2/ Observations with current instruments

In parallel of the technical aspects of the project, we have started investigating scientific observations with existing instruments that provide medium to high spectral resolution. A large part of this work has been done by PhD1, PostDoc1 and the PI.

Several observing programmes have been accepted for the characterization of known companions (instruments: VLTI/GRAVITY, VLT/SPHERE, VLT/ESPRESSO, CFHT/SPIRou), and to look for new planetary companions that could be characterized with HiRISE (instruments: VLT/SPHERE, VLT/MUSE). Due to the Covid-19 epidemic, not all of these programmes have been fully executed, but the data already acquired before is being analyzed.

The PI and PostDoc1 are also involved in external large observing programmes. The PI is involved in the SHINE survey that looks for planets with the SPHERE instrument. The initial results of the survey are being published, and the PI is responsible for the statistical analysis of the results (paper accepted). This survey is particularly important because it has the potential to provide new planets that will be characterized with HiRISE.

The PI and PostDoc1 are also both involved in a large programme with the VLTI/GRAVITY instrument that aims at directly characterizing known planets in the K band. This project is highly complementary to HiRISE, which will work in the H band.

PhD1 has been leading an observing programme to detect the Halpha emission of extremely young giant planets with the VLT/ESPRESSO instrument. In this context, he has been awarded a fellowship to work for 1 year at ESO in Chile.


3/ Future instrumentation on large telescopes

The search and characterization of exoplanets in the future will heavily rely on high-spectral resolution capabilities. In this context, PhD1 has started a work on the use of the high-contrast imaging mode of the HARMONI instrument for ESO's extremely large telescope (ELT). HARMONI will be the first-light instrument of the European extremely large telescope being built in Chile. His work has demonstrated the very high potential of HARMONI for the detection of young giant exoplanets using the medium resolution of the instrument. A publication is now in preparation.
HiRISE has enabled significant advances for the future characterization of exoplanets at high spectral resolution. PostDoc1 has demonstrated that the driving parameter of an instrument characterizing exoplanets at high spectral resolution is the transmission. This is an important discovery that will be a key for the design of future systems. Overall, while designing the HiRISE system for the VLT, the team has gain significant knowledge that will be essential for the development of future instrumentation for the ELT and future space telescopes.
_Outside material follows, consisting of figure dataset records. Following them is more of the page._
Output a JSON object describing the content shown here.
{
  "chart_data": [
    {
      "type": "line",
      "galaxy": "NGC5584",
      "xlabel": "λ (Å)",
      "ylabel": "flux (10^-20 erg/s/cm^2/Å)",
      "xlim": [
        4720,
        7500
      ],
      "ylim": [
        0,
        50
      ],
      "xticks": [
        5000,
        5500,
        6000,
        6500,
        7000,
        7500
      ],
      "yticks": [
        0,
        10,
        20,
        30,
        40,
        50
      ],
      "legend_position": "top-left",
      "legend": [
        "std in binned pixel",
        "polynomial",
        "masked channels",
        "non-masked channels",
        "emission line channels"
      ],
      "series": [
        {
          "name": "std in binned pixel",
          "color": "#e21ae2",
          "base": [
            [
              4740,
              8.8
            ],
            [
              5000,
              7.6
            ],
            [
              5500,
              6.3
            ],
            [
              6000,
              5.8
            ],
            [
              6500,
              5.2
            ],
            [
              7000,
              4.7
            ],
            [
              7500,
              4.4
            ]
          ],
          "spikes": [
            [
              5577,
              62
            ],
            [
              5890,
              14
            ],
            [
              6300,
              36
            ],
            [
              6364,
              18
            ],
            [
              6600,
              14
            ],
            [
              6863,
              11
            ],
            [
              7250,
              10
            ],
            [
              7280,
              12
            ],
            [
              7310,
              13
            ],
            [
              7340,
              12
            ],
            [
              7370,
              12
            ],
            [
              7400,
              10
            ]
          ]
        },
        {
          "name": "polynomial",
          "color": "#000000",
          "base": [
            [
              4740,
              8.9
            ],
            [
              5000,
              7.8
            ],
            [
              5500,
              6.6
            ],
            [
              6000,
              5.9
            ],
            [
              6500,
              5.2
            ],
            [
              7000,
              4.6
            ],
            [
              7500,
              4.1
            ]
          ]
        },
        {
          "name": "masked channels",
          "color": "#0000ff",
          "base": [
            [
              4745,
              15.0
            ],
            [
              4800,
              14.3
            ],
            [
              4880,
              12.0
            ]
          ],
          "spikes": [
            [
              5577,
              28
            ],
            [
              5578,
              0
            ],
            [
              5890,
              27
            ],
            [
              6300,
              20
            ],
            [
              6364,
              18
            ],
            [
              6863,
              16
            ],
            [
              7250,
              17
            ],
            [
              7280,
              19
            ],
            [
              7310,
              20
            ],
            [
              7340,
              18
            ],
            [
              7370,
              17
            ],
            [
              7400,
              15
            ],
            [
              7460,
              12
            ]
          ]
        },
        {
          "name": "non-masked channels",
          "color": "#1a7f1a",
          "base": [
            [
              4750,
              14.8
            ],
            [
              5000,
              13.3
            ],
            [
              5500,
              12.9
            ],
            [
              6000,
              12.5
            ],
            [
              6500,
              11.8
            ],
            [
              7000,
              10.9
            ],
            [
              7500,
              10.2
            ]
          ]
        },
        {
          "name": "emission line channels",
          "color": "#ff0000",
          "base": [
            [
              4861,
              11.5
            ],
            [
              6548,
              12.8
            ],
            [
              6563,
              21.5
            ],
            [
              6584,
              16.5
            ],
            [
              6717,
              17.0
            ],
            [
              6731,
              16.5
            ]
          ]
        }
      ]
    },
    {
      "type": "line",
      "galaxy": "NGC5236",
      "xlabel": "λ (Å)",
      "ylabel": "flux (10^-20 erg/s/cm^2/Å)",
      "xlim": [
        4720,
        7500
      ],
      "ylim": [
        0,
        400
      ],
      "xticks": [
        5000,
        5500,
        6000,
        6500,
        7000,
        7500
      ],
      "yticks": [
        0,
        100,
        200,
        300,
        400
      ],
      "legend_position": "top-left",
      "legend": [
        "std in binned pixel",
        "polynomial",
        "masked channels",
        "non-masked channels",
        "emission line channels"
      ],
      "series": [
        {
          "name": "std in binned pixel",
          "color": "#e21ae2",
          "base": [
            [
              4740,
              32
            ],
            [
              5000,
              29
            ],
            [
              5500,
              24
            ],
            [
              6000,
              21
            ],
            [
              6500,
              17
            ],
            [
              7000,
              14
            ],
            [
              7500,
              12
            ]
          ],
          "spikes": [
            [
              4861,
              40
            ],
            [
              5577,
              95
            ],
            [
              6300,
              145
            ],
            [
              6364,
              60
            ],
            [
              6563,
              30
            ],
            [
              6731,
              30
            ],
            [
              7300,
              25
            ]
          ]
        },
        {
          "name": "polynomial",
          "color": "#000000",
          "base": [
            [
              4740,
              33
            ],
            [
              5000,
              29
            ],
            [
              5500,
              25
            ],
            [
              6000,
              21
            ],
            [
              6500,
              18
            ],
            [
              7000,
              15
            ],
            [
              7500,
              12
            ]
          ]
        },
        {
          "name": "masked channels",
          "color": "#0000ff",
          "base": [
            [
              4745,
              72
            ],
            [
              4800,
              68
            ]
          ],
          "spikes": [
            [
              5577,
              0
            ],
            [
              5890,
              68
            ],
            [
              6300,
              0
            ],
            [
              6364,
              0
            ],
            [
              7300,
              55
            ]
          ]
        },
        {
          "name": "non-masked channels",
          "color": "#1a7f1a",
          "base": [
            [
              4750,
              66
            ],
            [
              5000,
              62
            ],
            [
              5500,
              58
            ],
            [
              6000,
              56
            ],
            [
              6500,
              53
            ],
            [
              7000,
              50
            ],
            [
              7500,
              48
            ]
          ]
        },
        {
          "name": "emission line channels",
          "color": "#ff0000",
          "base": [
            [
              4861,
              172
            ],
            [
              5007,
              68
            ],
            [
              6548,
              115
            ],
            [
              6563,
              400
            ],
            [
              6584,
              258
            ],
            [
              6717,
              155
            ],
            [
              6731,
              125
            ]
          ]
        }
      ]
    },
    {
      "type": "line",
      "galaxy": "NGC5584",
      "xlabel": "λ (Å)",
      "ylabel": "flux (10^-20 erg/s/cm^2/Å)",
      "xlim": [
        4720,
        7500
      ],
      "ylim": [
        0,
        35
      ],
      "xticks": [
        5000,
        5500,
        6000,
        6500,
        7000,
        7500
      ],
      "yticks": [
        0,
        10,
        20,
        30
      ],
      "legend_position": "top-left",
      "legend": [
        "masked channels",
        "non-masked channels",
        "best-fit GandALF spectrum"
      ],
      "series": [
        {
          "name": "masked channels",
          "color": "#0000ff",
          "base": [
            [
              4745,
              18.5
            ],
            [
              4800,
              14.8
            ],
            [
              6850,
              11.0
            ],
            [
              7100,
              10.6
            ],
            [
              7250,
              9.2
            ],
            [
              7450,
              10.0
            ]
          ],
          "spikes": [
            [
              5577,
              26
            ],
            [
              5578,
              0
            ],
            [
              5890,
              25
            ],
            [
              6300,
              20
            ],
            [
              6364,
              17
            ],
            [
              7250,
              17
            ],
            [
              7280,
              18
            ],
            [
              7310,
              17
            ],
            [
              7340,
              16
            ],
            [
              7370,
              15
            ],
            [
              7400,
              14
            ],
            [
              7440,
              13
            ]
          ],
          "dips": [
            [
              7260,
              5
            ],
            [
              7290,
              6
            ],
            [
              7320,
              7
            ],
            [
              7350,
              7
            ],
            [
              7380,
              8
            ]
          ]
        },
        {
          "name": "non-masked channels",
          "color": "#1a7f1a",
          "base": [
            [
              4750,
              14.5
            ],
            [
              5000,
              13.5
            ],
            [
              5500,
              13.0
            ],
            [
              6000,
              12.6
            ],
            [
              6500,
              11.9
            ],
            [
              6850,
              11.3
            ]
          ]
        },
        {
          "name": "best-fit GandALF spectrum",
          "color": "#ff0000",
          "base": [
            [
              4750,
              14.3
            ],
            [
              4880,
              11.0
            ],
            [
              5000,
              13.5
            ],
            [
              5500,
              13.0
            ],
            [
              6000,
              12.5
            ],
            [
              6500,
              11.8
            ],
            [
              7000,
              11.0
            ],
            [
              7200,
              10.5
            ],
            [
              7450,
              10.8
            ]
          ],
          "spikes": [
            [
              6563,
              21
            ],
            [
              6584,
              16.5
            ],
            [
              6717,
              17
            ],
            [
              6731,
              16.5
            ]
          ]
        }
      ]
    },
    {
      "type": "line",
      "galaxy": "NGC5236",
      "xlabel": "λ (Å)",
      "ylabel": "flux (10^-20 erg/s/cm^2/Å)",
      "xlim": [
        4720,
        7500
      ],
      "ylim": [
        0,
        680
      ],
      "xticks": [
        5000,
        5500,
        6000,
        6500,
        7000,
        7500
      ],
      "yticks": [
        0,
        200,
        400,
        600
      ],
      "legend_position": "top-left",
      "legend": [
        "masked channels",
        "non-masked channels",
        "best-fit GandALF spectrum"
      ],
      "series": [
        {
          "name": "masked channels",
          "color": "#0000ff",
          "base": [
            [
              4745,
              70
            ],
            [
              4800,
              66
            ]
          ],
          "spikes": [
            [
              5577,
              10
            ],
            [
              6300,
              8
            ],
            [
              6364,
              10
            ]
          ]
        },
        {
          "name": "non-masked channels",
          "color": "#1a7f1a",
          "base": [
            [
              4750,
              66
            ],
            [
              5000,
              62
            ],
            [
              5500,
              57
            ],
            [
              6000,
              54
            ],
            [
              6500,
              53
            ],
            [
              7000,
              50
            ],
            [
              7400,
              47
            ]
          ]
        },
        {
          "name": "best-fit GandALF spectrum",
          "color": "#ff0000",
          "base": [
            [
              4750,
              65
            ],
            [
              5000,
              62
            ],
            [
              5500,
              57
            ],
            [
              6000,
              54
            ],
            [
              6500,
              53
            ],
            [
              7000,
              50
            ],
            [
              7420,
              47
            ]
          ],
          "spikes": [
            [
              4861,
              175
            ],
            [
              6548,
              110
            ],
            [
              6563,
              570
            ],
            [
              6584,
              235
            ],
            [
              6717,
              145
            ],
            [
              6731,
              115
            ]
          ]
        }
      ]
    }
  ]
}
PhD1 has also demonstrated that the use of medium resolution integral field spectrographs, like the one used in ELT/HARMONI, will enable to detect exoplanets much fainter that what current state-of-the-art techniques. His observing programme with VLT/ESPRESSO is also a novel approach that could provide unique information on the sample of planetary companions that he has selected.

The second half of the project will be dedicated to implementing a working system at the VLT. Some important milestones are still ahead, the main one being for the project to be accepted by ESO. Other important steps will be the manufacturing and validation of the full system in the laboratory, before it can be installed at the telescope. Once installed at the telescope, the novel HiRISE system will guarantee major astrophysical results on the characterization of known planets.